Wächst Löwenzahn das ganze Jahr über?
Löwenzahn wächst vom zeitigen Frühjahr bis weit in den Herbst hinein. In warmen Regionen kann man selbst im Spätherbst noch junge Triebe finden. Er gedeiht auch gut in Töpfen, Balkonkästen oder in geschützten Ecken des Gartens. Wer ein paar Pflanzen stehen lässt, hat über viele Monate ein wertvolles Frischfutter direkt verfügbar.
Kann man zu viel Löwenzahn geben?
Trotz aller positiven Eigenschaften gilt auch hier: Maß halten.

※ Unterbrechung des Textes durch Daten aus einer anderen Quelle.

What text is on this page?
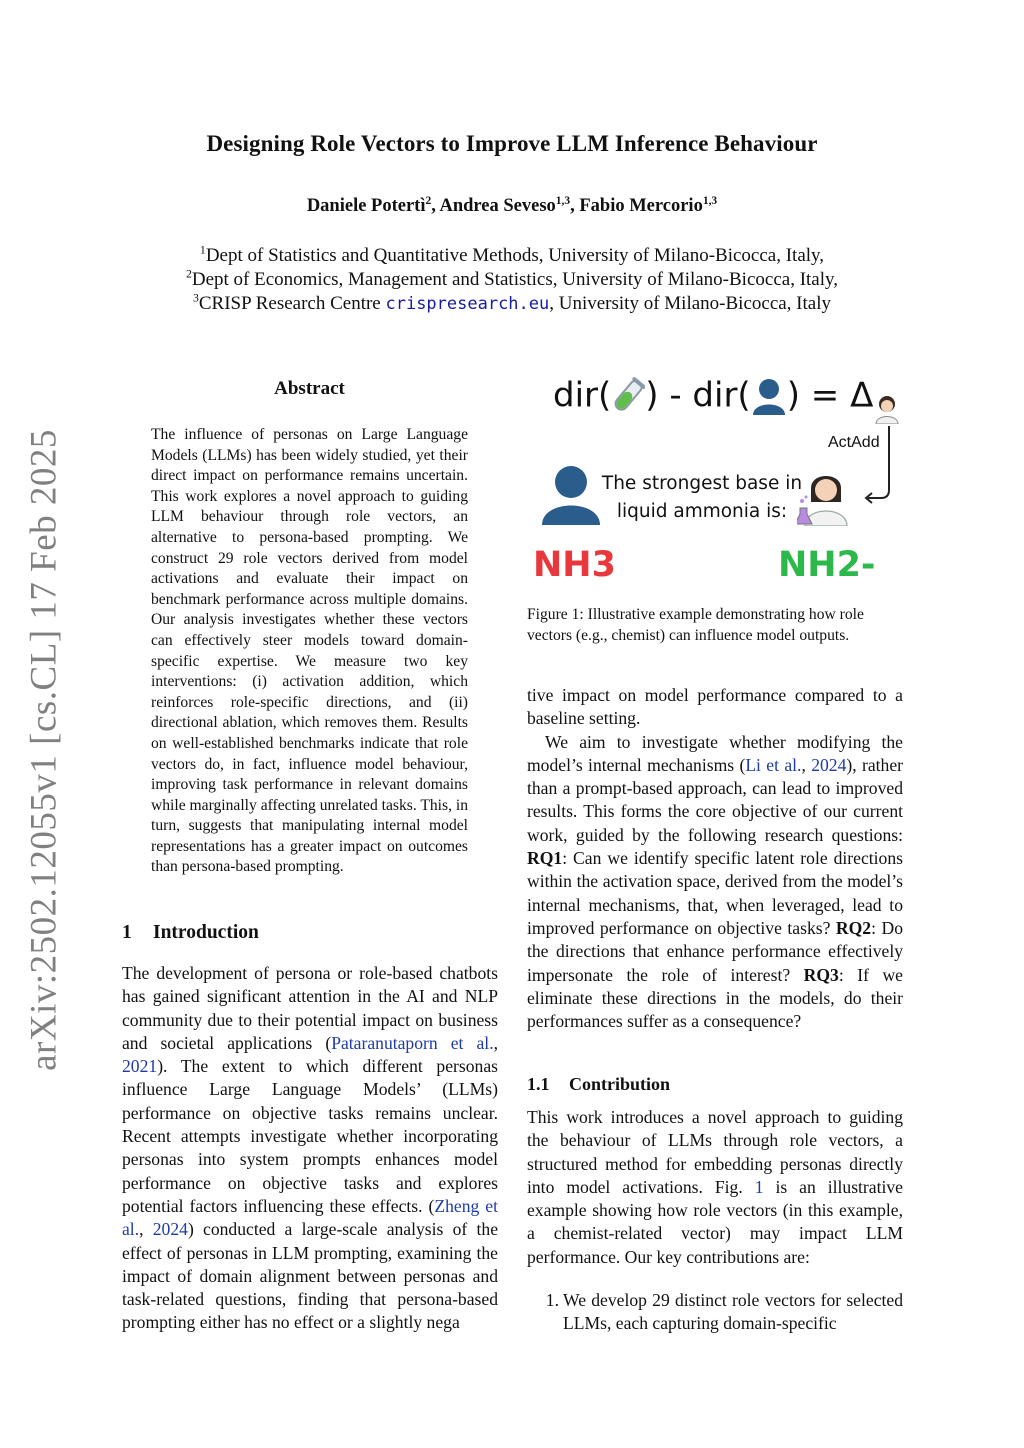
Designing Role Vectors to Improve LLM Inference Behaviour
Daniele Potertì$^2$, Andrea Seveso$^{1,3}$, Fabio Mercorio$^{1,3}$
$^1$Dept of Statistics and Quantitative Methods, University of Milano-Bicocca, Italy,
$^2$Dept of Economics, Management and Statistics, University of Milano-Bicocca, Italy,
$^3$CRISP Research Centre crispresearch.eu, University of Milano-Bicocca, Italy
arXiv:2502.12055v1 [cs.CL] 17 Feb 2025
Abstract
The influence of personas on Large Language Models (LLMs) has been widely studied, yet their direct impact on performance remains uncertain. This work explores a novel approach to guiding LLM behaviour through role vectors, an alternative to persona-based prompting. We construct 29 role vectors derived from model activations and evaluate their impact on benchmark performance across multiple domains. Our analysis investigates whether these vectors can effectively steer models toward domain-specific expertise. We measure two key interventions: (i) activation addition, which reinforces role-specific directions, and (ii) directional ablation, which removes them. Results on well-established benchmarks indicate that role vectors do, in fact, influence model behaviour, improving task performance in relevant domains while marginally affecting unrelated tasks. This, in turn, suggests that manipulating internal model representations has a greater impact on outcomes than persona-based prompting.
1 Introduction
The development of persona or role-based chatbots has gained significant attention in the AI and NLP community due to their potential impact on business and societal applications (Pataranutaporn et al., 2021). The extent to which different personas influence Large Language Models’ (LLMs) performance on objective tasks remains unclear. Recent attempts investigate whether incorporating personas into system prompts enhances model performance on objective tasks and explores potential factors influencing these effects. (Zheng et al., 2024) conducted a large-scale analysis of the effect of personas in LLM prompting, examining the impact of domain alignment between personas and task-related questions, finding that persona-based prompting either has no effect or a slightly nega
dir( ) - dir( ) = Δ
ActAdd
The strongest base in liquid ammonia is:
NH3	NH2-
Figure 1: Illustrative example demonstrating how role vectors (e.g., chemist) can influence model outputs.
tive impact on model performance compared to a baseline setting.
We aim to investigate whether modifying the model’s internal mechanisms (Li et al., 2024), rather than a prompt-based approach, can lead to improved results. This forms the core objective of our current work, guided by the following research questions: RQ1: Can we identify specific latent role directions within the activation space, derived from the model’s internal mechanisms, that, when leveraged, lead to improved performance on objective tasks? RQ2: Do the directions that enhance performance effectively impersonate the role of interest? RQ3: If we eliminate these directions in the models, do their performances suffer as a consequence?
1.1 Contribution
This work introduces a novel approach to guiding the behaviour of LLMs through role vectors, a structured method for embedding personas directly into model activations. Fig. 1 is an illustrative example showing how role vectors (in this example, a chemist-related vector) may impact LLM performance. Our key contributions are:
1. We develop 29 distinct role vectors for selected LLMs, each capturing domain-specific
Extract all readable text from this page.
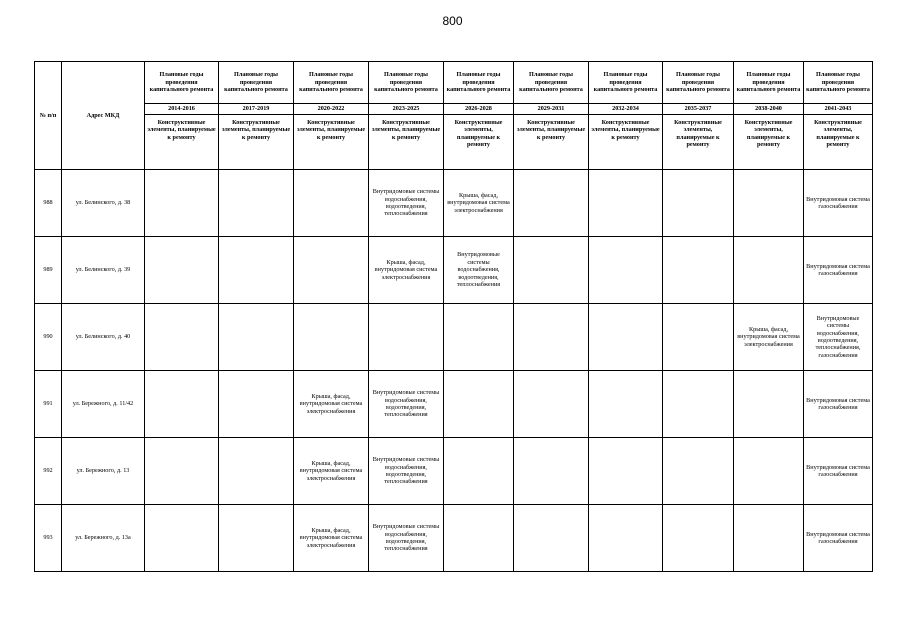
800
№ п/п	Адрес МКД	Плановые годы проведения капитального ремонта	Плановые годы проведения капитального ремонта	Плановые годы проведения капитального ремонта	Плановые годы проведения капитального ремонта	Плановые годы проведения капитального ремонта	Плановые годы проведения капитального ремонта	Плановые годы проведения капитального ремонта	Плановые годы проведения капитального ремонта	Плановые годы проведения капитального ремонта	Плановые годы проведения капитального ремонта
		2014-2016	2017-2019	2020-2022	2023-2025	2026-2028	2029-2031	2032-2034	2035-2037	2038-2040	2041-2043
		Конструктивные элементы, планируемые к ремонту	Конструктивные элементы, планируемые к ремонту	Конструктивные элементы, планируемые к ремонту	Конструктивные элементы, планируемые к ремонту	Конструктивные элементы, планируемые к ремонту	Конструктивные элементы, планируемые к ремонту	Конструктивные элементы, планируемые к ремонту	Конструктивные элементы, планируемые к ремонту	Конструктивные элементы, планируемые к ремонту	Конструктивные элементы, планируемые к ремонту
988	ул. Белинского, д. 38				Внутридомовые системы водоснабжения, водоотведения, теплоснабжения	Крыша, фасад, внутридомовая система электроснабжения					Внутридомовая система газоснабжения
989	ул. Белинского, д. 39				Крыша, фасад, внутридомовая система электроснабжения	Внутридомовые системы водоснабжения, водоотведения, теплоснабжения					Внутридомовая система газоснабжения
990	ул. Белинского, д. 40									Крыша, фасад, внутридомовая система электроснабжения	Внутридомовые системы водоснабжения, водоотведения, теплоснабжения, газоснабжения
991	ул. Бережного, д. 11/42			Крыша, фасад, внутридомовая система электроснабжения	Внутридомовые системы водоснабжения, водоотведения, теплоснабжения						Внутридомовая система газоснабжения
992	ул. Бережного, д. 13			Крыша, фасад, внутридомовая система электроснабжения	Внутридомовые системы водоснабжения, водоотведения, теплоснабжения						Внутридомовая система газоснабжения
993	ул. Бережного, д. 13а			Крыша, фасад, внутридомовая система электроснабжения	Внутридомовые системы водоснабжения, водоотведения, теплоснабжения						Внутридомовая система газоснабжения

Löwenzahn wirkt stark stoffwechselanregend – das ist gewünscht, aber bei übermäßiger Fütterung kann es zu:
leichtem Durchfall
Überreizung der Verdauung
Appetitminderung
kommen – vor allem, wenn er plötzlich in großen Mengen gegeben wird. Deshalb: langsam anfüttern und regelmäßig kleine Portionen statt gelegentlicher Massen.
Löwenzahn – ein Wildkraut mit großem Potenzial
Löwenzahn ist weit mehr als ein Unkraut. Für Wachteln ist er ein:
natürlicher Nährstofflieferant
sanfter Verdauungshelfer
Immunsystem-Unterstützer
und beliebtes Frischfutter
Wer ihn richtig dosiert und abwechslungsreich in die Fütterung integriert, hat eine der besten heimischen Wildpflanzen für die tägliche Wachtelpflege zur Hand.
In Kombination mit milderen Pflanzen wie Vogelmiere lässt sich Löwenzahn hervorragend nutzen – vor allem im Frühling und Sommer, wenn er frisch verfügbar ist.